But from my understanding, this change in mass would not be felt from the frame of reference of the moving object, so from that FOR there is nothing capping the speed.
At the center of mass of the system a uniquely, not velocity dependent mass, is called the invariant mass of the system and is the "length" of the four momentum vector describing the system in any Lorentz covariant frame. There is no flaw to your argument.
The limit of the speed of light to c comes from Lorentz transformations .
One has to have a clear understanding of what physics and its theories are. Physics uses mathematics as tools in order to describe observations and measurements, and be able to predict for new boundary conditions. After the time of Newton and the extensive use of differential and integral equations, it became necessary to impose physics "axioms" on the set of possible mathematical solutions, in order to pick up the subset of those solutions that were descriptive and predictive of physical observables. These physics axioms are called laws, or postulates, or principles, as in Newton's laws, or the postulates of quantum mechanics. and the "heisenberg uncertainty principle".
The limit of the speed of light originally came up when Maxwell combined the electric and magnetic laws of the time into an elegant electromagnetic theory, which predicted the existence of electromagnetic waves that transferred energy with a specific velocity in a specific medium. It was Lorentz who noticed that under Lorentz transformations the systems remained covariant, and that is why the transformations have his name, though they are inherent in the Maxwell system.
In classical physics, light is described as a type of electromagnetic wave. The classical behaviour of the electromagnetic field is described by Maxwell's equations, which predict that the speed c with which electromagnetic waves (such as light) propagate through the vacuum is related to the electric constant ε0 and the magnetic constant μ0 by the equation
c=1/(ε0.μ0)
So, in a mathematically convoluted way the limit of c for electromagnetic radiation is based on the laws of Ampere and Faraday ... , because Maxwell's equations describe the observations based on these fundamental laws.
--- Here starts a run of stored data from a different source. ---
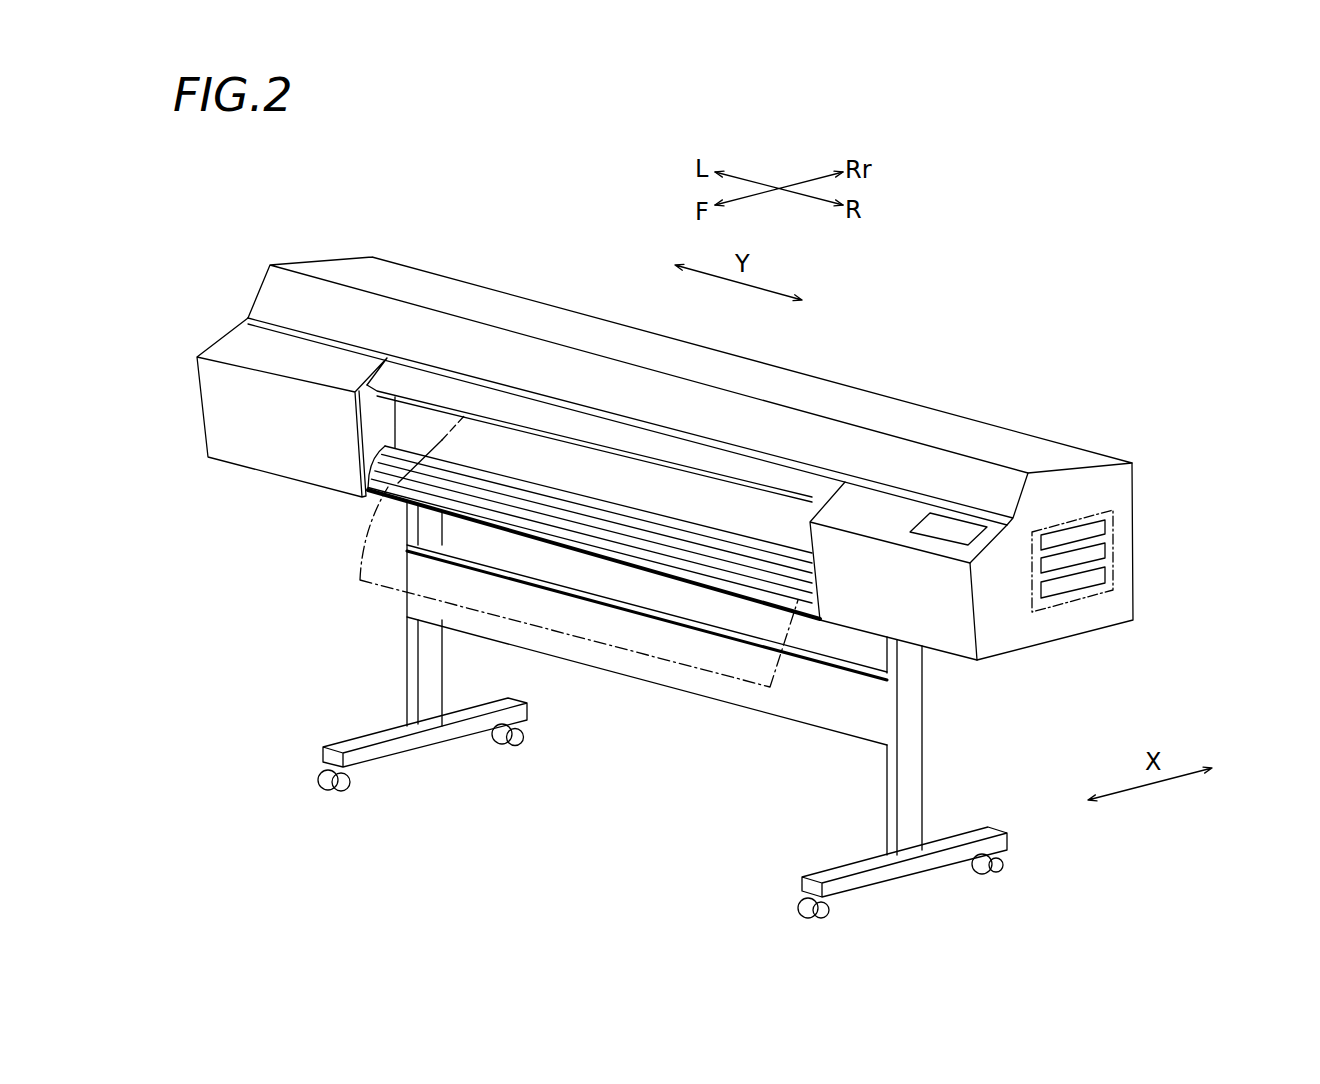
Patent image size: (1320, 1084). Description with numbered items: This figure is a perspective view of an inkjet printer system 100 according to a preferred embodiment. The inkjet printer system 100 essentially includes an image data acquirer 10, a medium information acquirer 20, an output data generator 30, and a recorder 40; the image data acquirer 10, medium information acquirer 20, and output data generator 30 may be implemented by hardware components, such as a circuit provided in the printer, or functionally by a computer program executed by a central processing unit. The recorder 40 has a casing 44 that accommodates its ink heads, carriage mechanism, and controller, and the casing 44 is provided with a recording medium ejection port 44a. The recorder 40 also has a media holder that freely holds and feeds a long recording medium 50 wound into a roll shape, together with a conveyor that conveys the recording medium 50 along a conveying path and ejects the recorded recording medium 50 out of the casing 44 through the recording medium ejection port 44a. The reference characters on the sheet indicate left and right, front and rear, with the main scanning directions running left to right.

The inkjet printer system 100 is at (1033, 280).
The casing 44 is at (832, 400).
The recording medium ejection port 44a is at (395, 422).
The recorder 40 is at (1053, 443).
The image data acquirer 10 is at (1105, 527).
The medium information acquirer 20 is at (1105, 551).
The output data generator 30 is at (1105, 575).
The recording medium 50 is at (572, 638).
When one hits on fundamental laws, the answer to "why" is "because it describes and predicts observations and measurements perfectly up to now" .
c became a universal speed limit both in classical and quantum mechanics because of the thinking out of the box of Einstein. trying to reconcile moving frame transformations and Maxwell's elegant and successful theory. The link give an idea of the thought processes.
Thus the general speed limit of c comes as an axiom in the theory of special relativity, which has been validated innumerable times in particle experiments, (for example).
The only answer then to the "why nothing is moving faster than c" is "because the axiom iss necessary to describe all existing data and the theory based on it predicts future measurements perfectly".